The operating company was seeking a $2 million line of credit backed in part by the perceived value of the underlying consumer data asset. While internal projections and narrative positioning suggested substantial long-term value, the independent assessment revealed significant gaps between modeled assumptions and likely market behavior under real-world liquidation conditions.
Our analysis demonstrated that:
- only a subset of the data would likely retain meaningful commercial value under buyer scrutiny
- governance and consent limitations significantly constrained transferability
- portions of the asset lacked the structure, recency, and operational readiness required to support premium valuation assumptions
- liquidation pricing expectations differed substantially from projected enterprise value narratives
As a result, the lender elected not to proceed with the requested financing structure.
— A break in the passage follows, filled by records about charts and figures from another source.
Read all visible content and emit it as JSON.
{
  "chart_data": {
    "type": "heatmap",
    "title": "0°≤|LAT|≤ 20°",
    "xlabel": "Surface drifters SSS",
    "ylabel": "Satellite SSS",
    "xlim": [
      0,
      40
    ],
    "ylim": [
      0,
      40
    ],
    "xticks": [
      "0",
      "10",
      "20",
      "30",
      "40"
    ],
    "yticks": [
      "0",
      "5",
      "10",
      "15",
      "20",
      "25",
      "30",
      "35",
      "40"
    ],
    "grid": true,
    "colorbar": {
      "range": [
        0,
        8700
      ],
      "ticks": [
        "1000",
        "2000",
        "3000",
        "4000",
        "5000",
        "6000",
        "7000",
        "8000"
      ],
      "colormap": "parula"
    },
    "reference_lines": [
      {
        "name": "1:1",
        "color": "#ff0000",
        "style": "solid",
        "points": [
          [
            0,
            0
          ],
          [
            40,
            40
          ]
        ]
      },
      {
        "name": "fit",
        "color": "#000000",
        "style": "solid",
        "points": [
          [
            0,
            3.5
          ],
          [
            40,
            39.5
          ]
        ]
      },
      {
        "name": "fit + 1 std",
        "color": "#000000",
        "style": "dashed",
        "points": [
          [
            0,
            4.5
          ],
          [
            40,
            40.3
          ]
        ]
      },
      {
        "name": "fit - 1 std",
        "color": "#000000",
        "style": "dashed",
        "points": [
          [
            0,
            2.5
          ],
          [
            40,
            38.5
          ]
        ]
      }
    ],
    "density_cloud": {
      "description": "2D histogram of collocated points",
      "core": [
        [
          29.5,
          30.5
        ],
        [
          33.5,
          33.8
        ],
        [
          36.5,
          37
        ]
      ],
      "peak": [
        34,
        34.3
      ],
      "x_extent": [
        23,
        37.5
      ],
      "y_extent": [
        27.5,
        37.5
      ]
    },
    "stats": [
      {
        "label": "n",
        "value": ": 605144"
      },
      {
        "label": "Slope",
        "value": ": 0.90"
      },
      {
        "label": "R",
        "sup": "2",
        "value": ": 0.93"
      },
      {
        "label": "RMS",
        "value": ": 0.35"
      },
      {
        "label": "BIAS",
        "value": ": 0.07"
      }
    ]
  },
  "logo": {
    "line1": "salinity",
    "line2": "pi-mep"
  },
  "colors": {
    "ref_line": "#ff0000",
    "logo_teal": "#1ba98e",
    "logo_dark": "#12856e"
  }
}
The engagement helped the client:
- avoid a potentially high-risk lending position tied to overstated collateral assumptions
- replace speculative valuation narratives with market-based evidence
- establish a more defensible view of downside exposure
- align investment, legal, and operating stakeholders around realistic commercial conditions
Most importantly, the work reframed the discussion from theoretical asset value to practical market liquidity, transferability, and buyer behavior under pressure.
Why This Matters
This engagement reflects how we approach data valuation and commercialization: without exaggeration, without inflated assumptions, and without confusing scale with marketability.
Large datasets can appear valuable on paper. In practice, buyers, lenders, and investors evaluate data the same way markets evaluate any other commercial asset: through usability, transferability, governance, recency, and the ability to generate measurable economic value.
Data does not become valuable simply because it exists. It becomes valuable when it is operationally sound, commercially usable, legally defensible, and capable of producing real business outcomes.
Our role is to help clients understand the difference before the market forces them to.